AB - We studied the changes with maturation in the concentration of plasma glycoprotein hormone α-subunit in the basal state and after the administration of LRF. In samples of cord blood from 27 fullterm newborns, α-subunit exceeded 10 ng/ml. Plasma samples from 65 infants over 1 day of age showed a rapid decline in α-subunit to less than 1 ng/ml in most cases; a longitudinal study of α-subunit in 4 neonates confirmed the decrease.

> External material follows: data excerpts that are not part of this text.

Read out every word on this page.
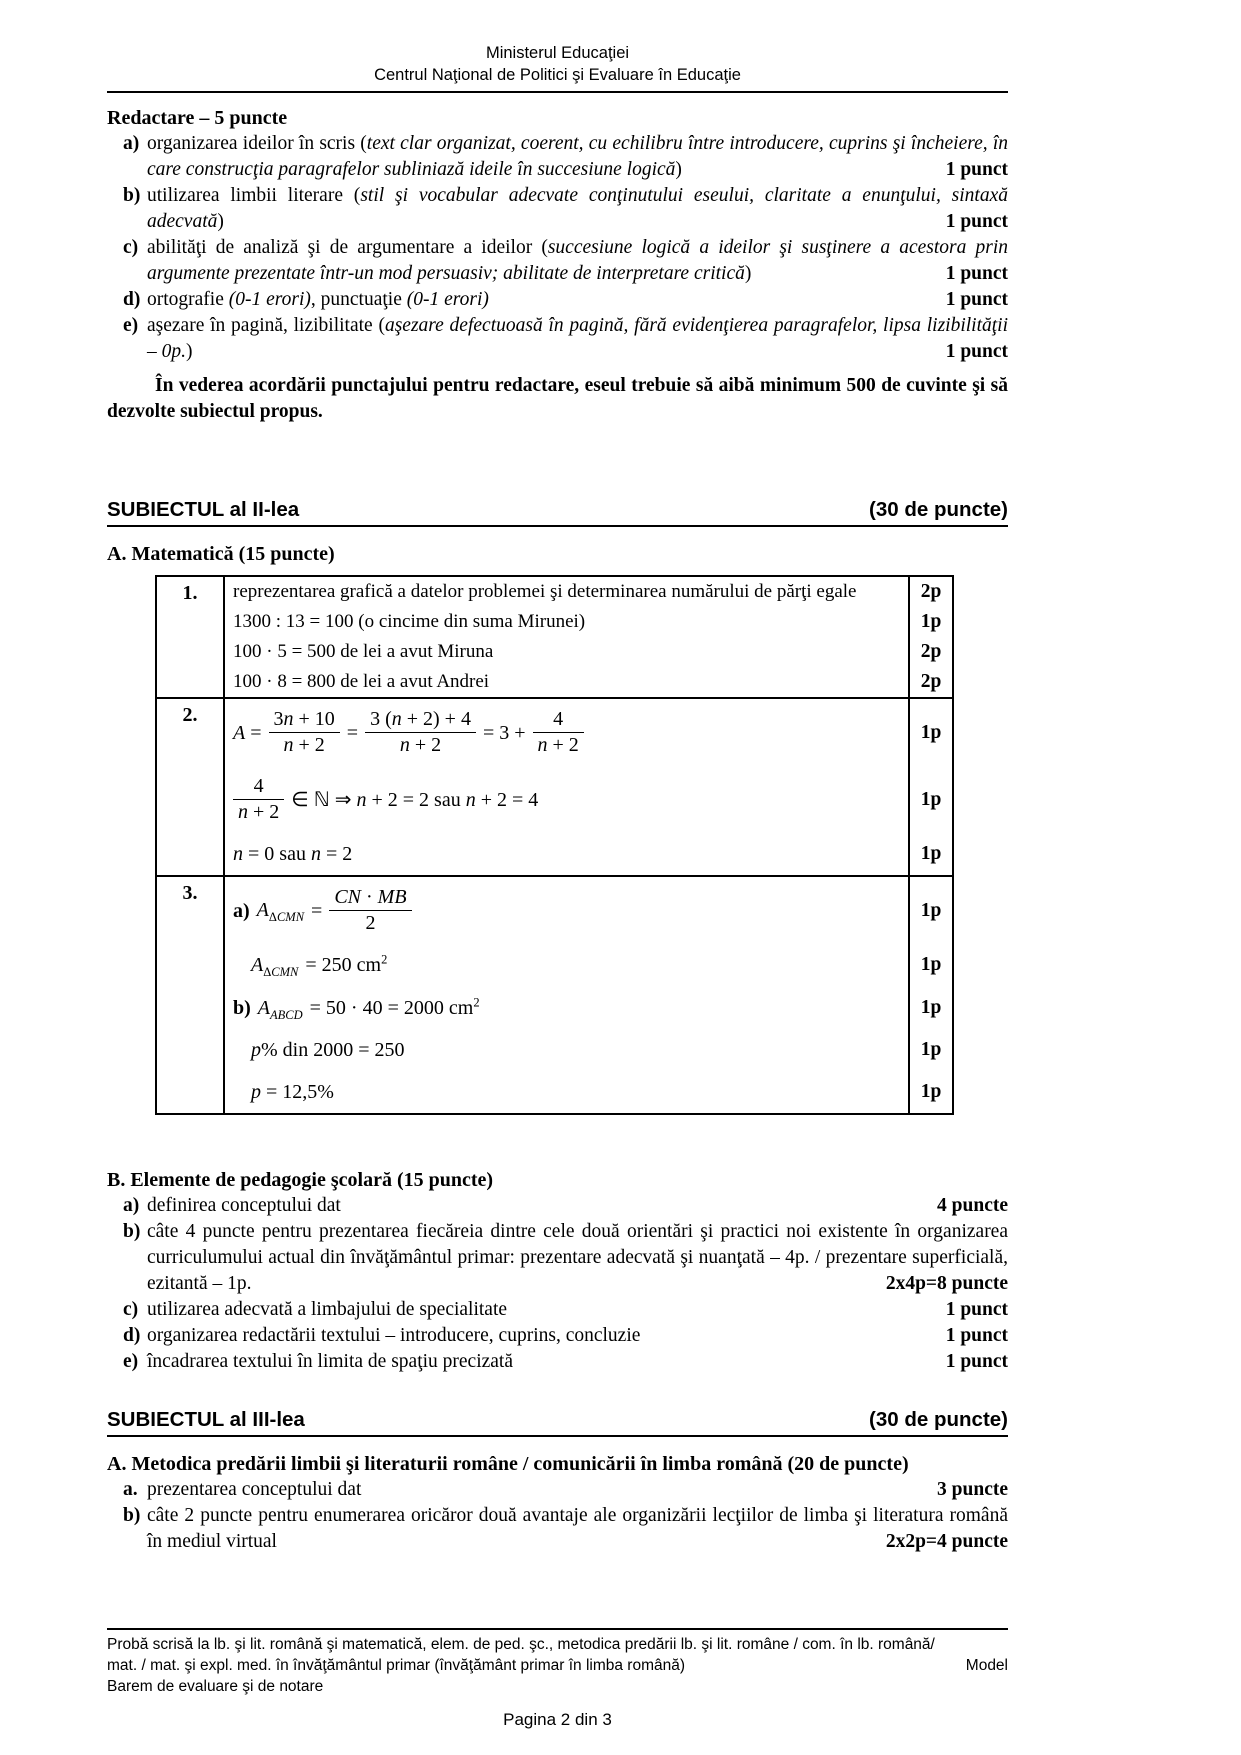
Ministerul Educaţiei
Centrul Naţional de Politici şi Evaluare în Educaţie
Redactare – 5 puncte
a) organizarea ideilor în scris (text clar organizat, coerent, cu echilibru între introducere, cuprins şi încheiere, în care construcţia paragrafelor subliniază ideile în succesiune logică)	1 punct
b) utilizarea limbii literare (stil şi vocabular adecvate conţinutului eseului, claritate a enunţului, sintaxă adecvată)	1 punct
c) abilităţi de analiză şi de argumentare a ideilor (succesiune logică a ideilor şi susţinere a acestora prin argumente prezentate într-un mod persuasiv; abilitate de interpretare critică)	1 punct
d) ortografie (0-1 erori), punctuaţie (0-1 erori)	1 punct
e) aşezare în pagină, lizibilitate (aşezare defectuoasă în pagină, fără evidenţierea paragrafelor, lipsa lizibilităţii – 0p.)	1 punct
În vederea acordării punctajului pentru redactare, eseul trebuie să aibă minimum 500 de cuvinte şi să dezvolte subiectul propus.
SUBIECTUL al II-lea	(30 de puncte)
A. Matematică (15 puncte)
1.	reprezentarea grafică a datelor problemei şi determinarea numărului de părţi egale	2p
1300 : 13 = 100 (o cincime din suma Mirunei)	1p
100 · 5 = 500 de lei a avut Miruna	2p
100 · 8 = 800 de lei a avut Andrei	2p
2.
$A = \frac{3n + 10}{n + 2} = \frac{3 (n + 2) + 4}{n + 2} = 3 + \frac{4}{n + 2}$	1p
$\frac{4}{n + 2}$ ∈ ℕ ⇒ n + 2 = 2 sau n + 2 = 4	1p
n = 0 sau n = 2	1p
3.
a) $A_{\Delta CMN} = \frac{CN \cdot MB}{2}$	1p
$A_{\Delta CMN} = 250$ $cm^2$	1p
b) $A_{ABCD} = 50 \cdot 40 = 2000$ $cm^2$	1p
p% din 2000 = 250	1p
p = 12,5%	1p
B. Elemente de pedagogie şcolară (15 puncte)
a) definirea conceptului dat	4 puncte
b) câte 4 puncte pentru prezentarea fiecăreia dintre cele două orientări şi practici noi existente în organizarea curriculumului actual din învăţământul primar: prezentare adecvată şi nuanţată – 4p. / prezentare superficială, ezitantă – 1p.	2x4p=8 puncte
c) utilizarea adecvată a limbajului de specialitate	1 punct
d) organizarea redactării textului – introducere, cuprins, concluzie	1 punct
e) încadrarea textului în limita de spaţiu precizată	1 punct
SUBIECTUL al III-lea	(30 de puncte)
A. Metodica predării limbii şi literaturii române / comunicării în limba română (20 de puncte)
a. prezentarea conceptului dat	3 puncte
b) câte 2 puncte pentru enumerarea oricăror două avantaje ale organizării lecţiilor de limba şi literatura română în mediul virtual	2x2p=4 puncte
Probă scrisă la lb. şi lit. română şi matematică, elem. de ped. şc., metodica predării lb. şi lit. române / com. în lb. română/
mat. / mat. şi expl. med. în învăţământul primar (învăţământ primar în limba română)	Model
Barem de evaluare şi de notare
Pagina 2 din 3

Twelve adult males had basal α-subunit concentrations and peak concentrations after LRF of 1.0 ± 0.1 and 3.7 ± 0.1 ng/ml (mean ± SEM), respectively; pubertal females had concentrations of 0.8 ± 0.3 and 3.7 ± 0.8; and pubertal males had concentrations of 0.7 ± 0.1 and 2.7 ± 0.4; prepubertal females had concentrations of 0.3 ± 0.1 and 1.1 ± 0.2; and prepubertal males had concentrations of 0.4 ± 0.1 and 1.0 ± 0.1. In 5 girls with true precocious puberty, the basal plasma α-subunit concentration was 0.5± 0.3 ng/ml and peak α-subunit concentration was 2.7 ± 1.0. Statistical analysis showed that mean peak α-subunit concentrations in prepubertal males and females were significantly different than those in the pubertal, precocious pubertal, and adult groups. There was no sex difference in α-subunit concentrations. Analysis of the integrated area under the response curve for α-subunit after LRF showed the same statistical results. Plasma βLH concentrations were below 0.5 ng/ml in all samples. Analysis of plasma human LH and human FSH after LRF was in agreement with normal values in relation to stages of secondary sexual development; the peak of human LH was higher in pubertal, precocious pubertal, and adult subjects than in prepubertal children, with no sex difference, while there was no significant change in human FSH with maturation, although females had higher concentrations than males. In summary, we found that 1) in the neonate, plasma α-subunit concentrations parallel changes in hCG, while in postnatal subjects, the α-subunit concentrations parallel changes in the secretion of pituitary LH; 2) the pituitary secretion of α-subunit appears to be under hypothalamic control similar to that of the secretion of human LH; and 3) the production of β-glycoprotein hormone subunit is a rate-limiting step in the synthesis of hCG and human LH.